On 26 March 2025, ESPN was added on ESPN hub on the streaming service Disney+.

==Content==
ESPN Australia has made locally-produced content, including Australian versions of PTI and SportsCenter. They also air a soccer discussion show Monday to Friday called ESPNsoccernet PressPass which is hosted by Andrew Orsatti.

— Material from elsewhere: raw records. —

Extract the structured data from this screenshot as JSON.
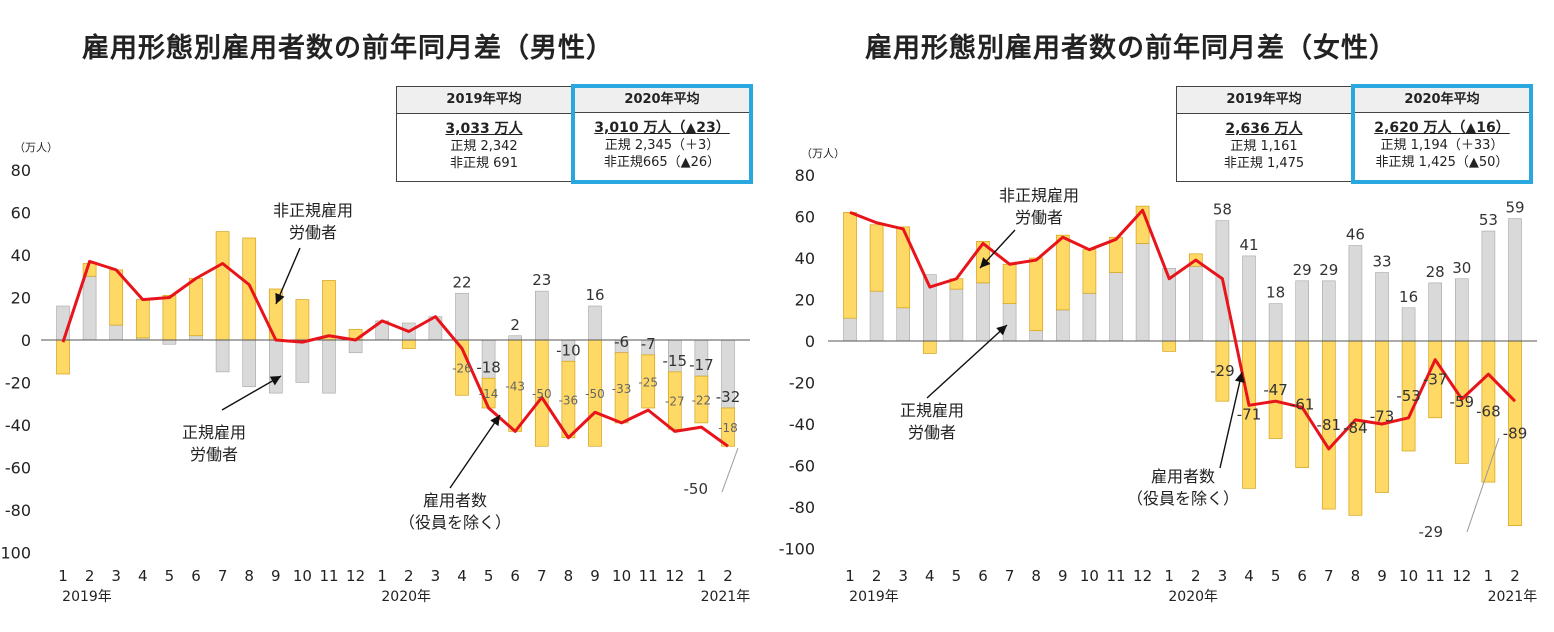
{
  "chart_data": [
    {
      "type": "bar",
      "title": "雇用形態別雇用者数の前年同月差（男性）",
      "unit_label": "（万人）",
      "ylim": [
        -100,
        80
      ],
      "yticks": [
        "80",
        "60",
        "40",
        "20",
        "0",
        "-20",
        "-40",
        "-60",
        "-80",
        "-100"
      ],
      "months": [
        "1",
        "2",
        "3",
        "4",
        "5",
        "6",
        "7",
        "8",
        "9",
        "10",
        "11",
        "12",
        "1",
        "2",
        "3",
        "4",
        "5",
        "6",
        "7",
        "8",
        "9",
        "10",
        "11",
        "12",
        "1",
        "2"
      ],
      "year_labels": [
        {
          "index": 0,
          "label": "2019年"
        },
        {
          "index": 12,
          "label": "2020年"
        },
        {
          "index": 24,
          "label": "2021年"
        }
      ],
      "regular": [
        16,
        30,
        7,
        1,
        -2,
        2,
        -15,
        -22,
        -25,
        -20,
        -25,
        -6,
        9,
        8,
        11,
        22,
        -18,
        2,
        23,
        -10,
        16,
        -6,
        -7,
        -15,
        -17,
        -32
      ],
      "nonregular": [
        -16,
        6,
        26,
        18,
        21,
        27,
        51,
        48,
        24,
        19,
        28,
        5,
        0,
        -4,
        0,
        -26,
        -14,
        -43,
        -50,
        -36,
        -50,
        -33,
        -25,
        -27,
        -22,
        -18
      ],
      "employees": [
        -1,
        37,
        33,
        19,
        20,
        29,
        36,
        26,
        0,
        -1,
        2,
        0,
        9,
        4,
        11,
        -4,
        -32,
        -43,
        -27,
        -46,
        -34,
        -39,
        -33,
        -43,
        -41,
        -50
      ],
      "labels_regular": [
        "",
        "",
        "",
        "",
        "",
        "",
        "",
        "",
        "",
        "",
        "",
        "",
        "",
        "",
        "",
        "22",
        "-18",
        "2",
        "23",
        "-10",
        "16",
        "-6",
        "-7",
        "-15",
        "-17",
        "-32"
      ],
      "labels_nonregular": [
        "",
        "",
        "",
        "",
        "",
        "",
        "",
        "",
        "",
        "",
        "",
        "",
        "",
        "",
        "",
        "-26",
        "-14",
        "-43",
        "-50",
        "-36",
        "-50",
        "-33",
        "-25",
        "-27",
        "-22",
        "-18"
      ],
      "employees_last_label": "-50",
      "annotations": {
        "nonregular": [
          "非正規雇用",
          "労働者"
        ],
        "regular": [
          "正規雇用",
          "労働者"
        ],
        "employees": [
          "雇用者数",
          "（役員を除く）"
        ]
      },
      "summary": {
        "y2019": {
          "header": "2019年平均",
          "total": "3,033 万人",
          "line1": "正規 2,342",
          "line2": "非正規 691"
        },
        "y2020": {
          "header": "2020年平均",
          "total": "3,010 万人（▲23）",
          "line1": "正規 2,345（＋3）",
          "line2": "非正規665（▲26）"
        }
      }
    },
    {
      "type": "bar",
      "title": "雇用形態別雇用者数の前年同月差（女性）",
      "unit_label": "（万人）",
      "ylim": [
        -100,
        80
      ],
      "yticks": [
        "80",
        "60",
        "40",
        "20",
        "0",
        "-20",
        "-40",
        "-60",
        "-80",
        "-100"
      ],
      "months": [
        "1",
        "2",
        "3",
        "4",
        "5",
        "6",
        "7",
        "8",
        "9",
        "10",
        "11",
        "12",
        "1",
        "2",
        "3",
        "4",
        "5",
        "6",
        "7",
        "8",
        "9",
        "10",
        "11",
        "12",
        "1",
        "2"
      ],
      "year_labels": [
        {
          "index": 0,
          "label": "2019年"
        },
        {
          "index": 12,
          "label": "2020年"
        },
        {
          "index": 24,
          "label": "2021年"
        }
      ],
      "regular": [
        11,
        24,
        16,
        32,
        25,
        28,
        18,
        5,
        15,
        23,
        33,
        47,
        35,
        36,
        58,
        41,
        18,
        29,
        29,
        46,
        33,
        16,
        28,
        30,
        53,
        59
      ],
      "nonregular": [
        51,
        32,
        39,
        -6,
        5,
        20,
        19,
        35,
        36,
        21,
        17,
        18,
        -5,
        6,
        -29,
        -71,
        -47,
        -61,
        -81,
        -84,
        -73,
        -53,
        -37,
        -59,
        -68,
        -89
      ],
      "employees": [
        62,
        57,
        54,
        26,
        30,
        47,
        37,
        39,
        50,
        44,
        49,
        63,
        30,
        39,
        30,
        -31,
        -29,
        -32,
        -52,
        -38,
        -40,
        -37,
        -9,
        -28,
        -16,
        -29
      ],
      "labels_regular": [
        "",
        "",
        "",
        "",
        "",
        "",
        "",
        "",
        "",
        "",
        "",
        "",
        "",
        "",
        "58",
        "41",
        "18",
        "29",
        "29",
        "46",
        "33",
        "16",
        "28",
        "30",
        "53",
        "59"
      ],
      "labels_nonregular": [
        "",
        "",
        "",
        "",
        "",
        "",
        "",
        "",
        "",
        "",
        "",
        "",
        "",
        "",
        "-29",
        "-71",
        "-47",
        "-61",
        "-81",
        "-84",
        "-73",
        "-53",
        "-37",
        "-59",
        "-68",
        "-89"
      ],
      "employees_last_label": "-29",
      "annotations": {
        "nonregular": [
          "非正規雇用",
          "労働者"
        ],
        "regular": [
          "正規雇用",
          "労働者"
        ],
        "employees": [
          "雇用者数",
          "（役員を除く）"
        ]
      },
      "summary": {
        "y2019": {
          "header": "2019年平均",
          "total": "2,636 万人",
          "line1": "正規 1,161",
          "line2": "非正規 1,475"
        },
        "y2020": {
          "header": "2020年平均",
          "total": "2,620 万人（▲16）",
          "line1": "正規 1,194（＋33）",
          "line2": "非正規 1,425（▲50）"
        }
      }
    }
  ],
  "colors": {
    "regular": "#d9d9d9",
    "regular_stroke": "#a6a6a6",
    "nonregular": "#ffd966",
    "nonregular_stroke": "#d4a017",
    "employees_line": "#e8141b",
    "summary_highlight": "#29a8e0"
  }
}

The following is the list of sports programming shown on ESPN channels (with some being shown only on ESPN and not ESPN2, and vice versa).

===American Football===
- National Football League (includes NFL draft, Sunday Night Football, Monday Night Football, Thursday Night Football, three Sunday afternoon games, all NFL Network games, Thanksgiving day, NFL RedZone, Pro Bowl plus all the Playoff games and Super Bowl)
- College football (includes regular season, Heisman Trophy, College Football Playoff and College Football Championship Game)
- United Football League

===Baseball===
- Major League Baseball (includes Sunday, Monday, Tuesday, Wednesday, Thursday, Friday and Saturday Night Baseball, MLB Strike Zone, Home Run Derby, All-Star Game, all playoff games and World Series)
- World Baseball Classic
- College baseball
- Little League World Series

===Basketball===
- National Basketball Association (includes NBA draft, NBA All-Star Weekend, Wednesday and some Friday games (mostly doubleheaders), Saturday games (including all ABC games), ESPN/ABC games on Sundays, all NBC/Peacock games, playoff games and NBA Finals)
- FIBA Basketball World Cup
- FIBA Women's Basketball World Cup
- FIBA Asia Cup
- FIBA Women's Asia Cup
- National Basketball League
- Women's National Basketball League
- Women's National Basketball Association
- College basketball
- NBA Summer League
- NBA G League
- Athletes Unlimited Basketball

===Cricket===
- Australia Tour of West Indies (men and women)
- New Zealand Tour of West Indies
- Pakistan Super League

===Ice Hockey===
- National Hockey League
- Australian Ice Hockey League

=== Mixed Martial Arts ===
- ONE Championship

=== Multi-Sport Events ===
- Special Olympics World Games

=== Padel ===
- Hexagon Cup

===Poker===
- World Series of Poker

===Professional wrestling===
- All Elite Wrestling (includes AEW Dynamite and AEW Collision)

===Soccer===
- UEFA Women's Champions League
- Eredivisie
- Campeonato Brasileiro Série A
- CONCACAF Gold Cup

===Tennis===
- Wimbledon Championships (only in New Zealand)
- U.S. Open (only in New Zealand)
- ATP Finals (only in New Zealand)
- ATP 1000 (only in New Zealand)
- ATP 500 (only in New Zealand)

===Other programming===
- NCAA events
- ESPN Films
- World's Strongest Man
- ESPY Award

===News and talk shows===
- Around the Horn
- College Gameday
- E:60
- First Take
- Highly Questionable
- Jalen & Jacoby
- Outside the Lines
- Pardon the Interruption Australia
- SportsCenter
- SportsCenter Australia
- The Pat McAfee show

==ESPN HD==
ESPN HD was one of the first five channels to be available in HD when Foxtel HD+ launched. ESPN HD commenced in June 2008. The SD version of ESPN began broadcasting in widescreen on 25 January 2010.
On 2 June 2011 ESPN HD (the HD simulcast) and ESPN3.com launched in New Zealand on Sky.

==ESPN 3D==
ESPN 3D launched in Australia on 30 July 2010. The channel launched to show 8 hours of the X Games 16 live in 3D.
Foxtel 3D launched on 1 November 2010 which shows all of ESPN 3D's content – with ESPN 3D no longer having its own channel. ESPN 3D was shut down on 30 September 2013, citing "limited viewer adoption of 3D services".